David Meni is the vice president and Zach Komes is policy director of GW Roosevelt Institute.
The District continues to have one of the widest income divides in the country. One in five D.C. residents lives below the poverty line, with high concentrations of need in areas of the city far beyond Foggy Bottom.
GW’s $1.3 billion endowment and $224 million in cash-on-hand holdings have the potential to provide new critical support to build wealth and create new economic opportunities in D.C. neighborhoods. With GW outsourcing the management of its endowment to an outside firm, now is an ideal time to rethink how GW’s investment philosophy can have a greater impact on our wider community.
Access to credit is one of the primary barriers facing low-income communities in DC, with 23.9 percent of city households living areas with inadequate access to banks, vastly higher than the national average of 7.7 percent.

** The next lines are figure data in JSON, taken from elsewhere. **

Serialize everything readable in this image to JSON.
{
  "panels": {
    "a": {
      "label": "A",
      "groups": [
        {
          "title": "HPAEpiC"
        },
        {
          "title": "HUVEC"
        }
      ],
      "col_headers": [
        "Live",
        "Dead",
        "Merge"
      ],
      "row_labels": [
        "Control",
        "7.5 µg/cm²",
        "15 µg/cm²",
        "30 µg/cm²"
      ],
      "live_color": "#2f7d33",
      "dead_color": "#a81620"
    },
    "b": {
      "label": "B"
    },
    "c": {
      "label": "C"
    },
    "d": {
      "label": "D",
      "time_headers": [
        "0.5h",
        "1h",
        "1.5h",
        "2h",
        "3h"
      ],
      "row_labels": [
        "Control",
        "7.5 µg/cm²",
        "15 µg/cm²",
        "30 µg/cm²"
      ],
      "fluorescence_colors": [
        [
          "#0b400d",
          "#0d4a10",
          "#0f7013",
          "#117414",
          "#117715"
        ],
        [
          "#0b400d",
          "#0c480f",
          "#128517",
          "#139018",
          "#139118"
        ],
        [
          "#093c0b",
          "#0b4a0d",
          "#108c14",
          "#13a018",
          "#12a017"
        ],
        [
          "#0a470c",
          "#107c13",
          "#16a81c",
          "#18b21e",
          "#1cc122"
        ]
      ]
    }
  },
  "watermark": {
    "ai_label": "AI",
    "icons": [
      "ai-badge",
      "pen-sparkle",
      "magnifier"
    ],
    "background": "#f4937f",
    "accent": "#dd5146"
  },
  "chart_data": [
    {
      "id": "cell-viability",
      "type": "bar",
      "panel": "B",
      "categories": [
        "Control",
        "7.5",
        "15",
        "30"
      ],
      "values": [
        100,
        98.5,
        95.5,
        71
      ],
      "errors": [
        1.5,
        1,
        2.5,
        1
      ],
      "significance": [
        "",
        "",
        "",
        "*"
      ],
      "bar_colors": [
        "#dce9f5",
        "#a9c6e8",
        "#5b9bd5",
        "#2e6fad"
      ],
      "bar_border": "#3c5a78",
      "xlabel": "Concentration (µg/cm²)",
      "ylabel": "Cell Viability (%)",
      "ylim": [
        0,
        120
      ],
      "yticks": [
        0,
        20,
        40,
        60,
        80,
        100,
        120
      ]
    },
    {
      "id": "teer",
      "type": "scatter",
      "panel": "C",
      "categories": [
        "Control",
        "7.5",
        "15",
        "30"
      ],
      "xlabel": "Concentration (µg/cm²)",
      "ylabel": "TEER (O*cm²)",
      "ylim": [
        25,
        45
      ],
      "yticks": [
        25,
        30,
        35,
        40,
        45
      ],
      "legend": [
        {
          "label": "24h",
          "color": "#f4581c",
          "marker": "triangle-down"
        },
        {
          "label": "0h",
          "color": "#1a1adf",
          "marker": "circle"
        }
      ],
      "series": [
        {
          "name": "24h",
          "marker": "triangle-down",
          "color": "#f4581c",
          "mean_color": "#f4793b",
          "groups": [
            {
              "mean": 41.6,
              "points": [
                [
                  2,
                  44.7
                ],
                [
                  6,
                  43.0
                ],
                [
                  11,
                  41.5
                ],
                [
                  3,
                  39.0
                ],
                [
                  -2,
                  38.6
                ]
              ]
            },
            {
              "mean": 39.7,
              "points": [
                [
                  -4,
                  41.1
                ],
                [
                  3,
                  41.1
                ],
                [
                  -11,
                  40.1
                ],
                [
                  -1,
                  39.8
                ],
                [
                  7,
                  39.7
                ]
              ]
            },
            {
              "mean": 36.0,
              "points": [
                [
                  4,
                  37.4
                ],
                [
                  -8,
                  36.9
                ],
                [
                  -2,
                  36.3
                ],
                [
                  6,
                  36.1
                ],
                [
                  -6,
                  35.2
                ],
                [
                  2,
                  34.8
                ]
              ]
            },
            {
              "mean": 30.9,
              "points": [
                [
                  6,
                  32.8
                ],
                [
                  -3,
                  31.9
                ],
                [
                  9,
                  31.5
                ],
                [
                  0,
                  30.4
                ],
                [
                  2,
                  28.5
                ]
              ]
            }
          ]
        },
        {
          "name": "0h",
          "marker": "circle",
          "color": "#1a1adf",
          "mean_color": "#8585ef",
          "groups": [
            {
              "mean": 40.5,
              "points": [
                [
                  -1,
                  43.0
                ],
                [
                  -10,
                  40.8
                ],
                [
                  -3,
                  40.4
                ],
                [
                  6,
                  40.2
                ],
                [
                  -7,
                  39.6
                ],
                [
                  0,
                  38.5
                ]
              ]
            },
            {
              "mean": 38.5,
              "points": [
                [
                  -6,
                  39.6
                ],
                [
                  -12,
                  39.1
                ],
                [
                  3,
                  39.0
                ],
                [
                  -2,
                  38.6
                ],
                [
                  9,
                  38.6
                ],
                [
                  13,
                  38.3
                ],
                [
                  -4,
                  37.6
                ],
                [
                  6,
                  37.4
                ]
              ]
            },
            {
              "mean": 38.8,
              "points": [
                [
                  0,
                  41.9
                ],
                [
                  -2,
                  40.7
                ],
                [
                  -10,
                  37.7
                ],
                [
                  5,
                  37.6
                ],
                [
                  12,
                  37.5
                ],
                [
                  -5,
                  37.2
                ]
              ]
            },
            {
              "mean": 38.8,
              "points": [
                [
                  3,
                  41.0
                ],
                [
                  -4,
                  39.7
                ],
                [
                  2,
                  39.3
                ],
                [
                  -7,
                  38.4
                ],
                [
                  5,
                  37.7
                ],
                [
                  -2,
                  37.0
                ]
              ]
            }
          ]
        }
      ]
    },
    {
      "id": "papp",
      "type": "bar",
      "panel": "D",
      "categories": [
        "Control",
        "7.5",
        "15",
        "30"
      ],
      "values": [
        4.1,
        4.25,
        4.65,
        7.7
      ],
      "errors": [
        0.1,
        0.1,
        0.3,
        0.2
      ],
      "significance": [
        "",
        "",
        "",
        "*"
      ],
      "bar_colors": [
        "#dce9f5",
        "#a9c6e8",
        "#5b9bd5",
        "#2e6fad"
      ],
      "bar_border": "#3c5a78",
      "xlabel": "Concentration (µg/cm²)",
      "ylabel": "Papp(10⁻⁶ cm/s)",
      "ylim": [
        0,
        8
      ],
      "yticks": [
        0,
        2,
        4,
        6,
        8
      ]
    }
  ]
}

To help solve these problems, GW should invest a portion of its endowment and cash-on-hand holdings in one of D.C.’s dozen community development financial institutions, or CDFIs. These are legal entities such as banks, credit unions and venture capital groups that take on additional risk to provide loans for low-income homebuyers, entrepreneurs and organizations.
Reductions in federal funding, dampened charitable giving, and higher costs have made it necessary to find new capital for further expansion of these community development programs, capital which forward-thinking universities could provide.
As it is now, many mainstream commercial banks refuse to serve low and moderate neighborhoods because of high finance costs and concerns that having too many poor people taking loans on bank balance sheets is too financially risky.
To make up for this shortage, many low-income residents are forced to rely on predatory check-cashing services, payday loans, rent-to-own agreements and pawn shops to finance everyday expenses. Without access to stable financial services, it is often excessively difficult for residents buy homes, start businesses or invest in their children’s education.
Diverting funds towards community investments is a growing trend that has repeatedly shown results. Student efforts at the Tufts University led to investment of $500,000 of into a local community bank. This investment is generating interest payments for the university while providing assistance to struggling neighborhoods and small businesses.
Adopting a conscientious investment policy would be in the best interest of the university, students and the community alike. A philosophy of “impact investing” can provide both social and financial returns, helping to revitalize the District while providing stable source of revenue for the University. CDFIs have been shown to have at or near market interest rates, ensuring that we don’t have to sacrifice sustainable funding for university as it raises its own ambitions.
Now is the time to shift our institution’s strategic financing priorities to better prioritize social impact. That way, GW can flourish alongside the neighborhoods it supports.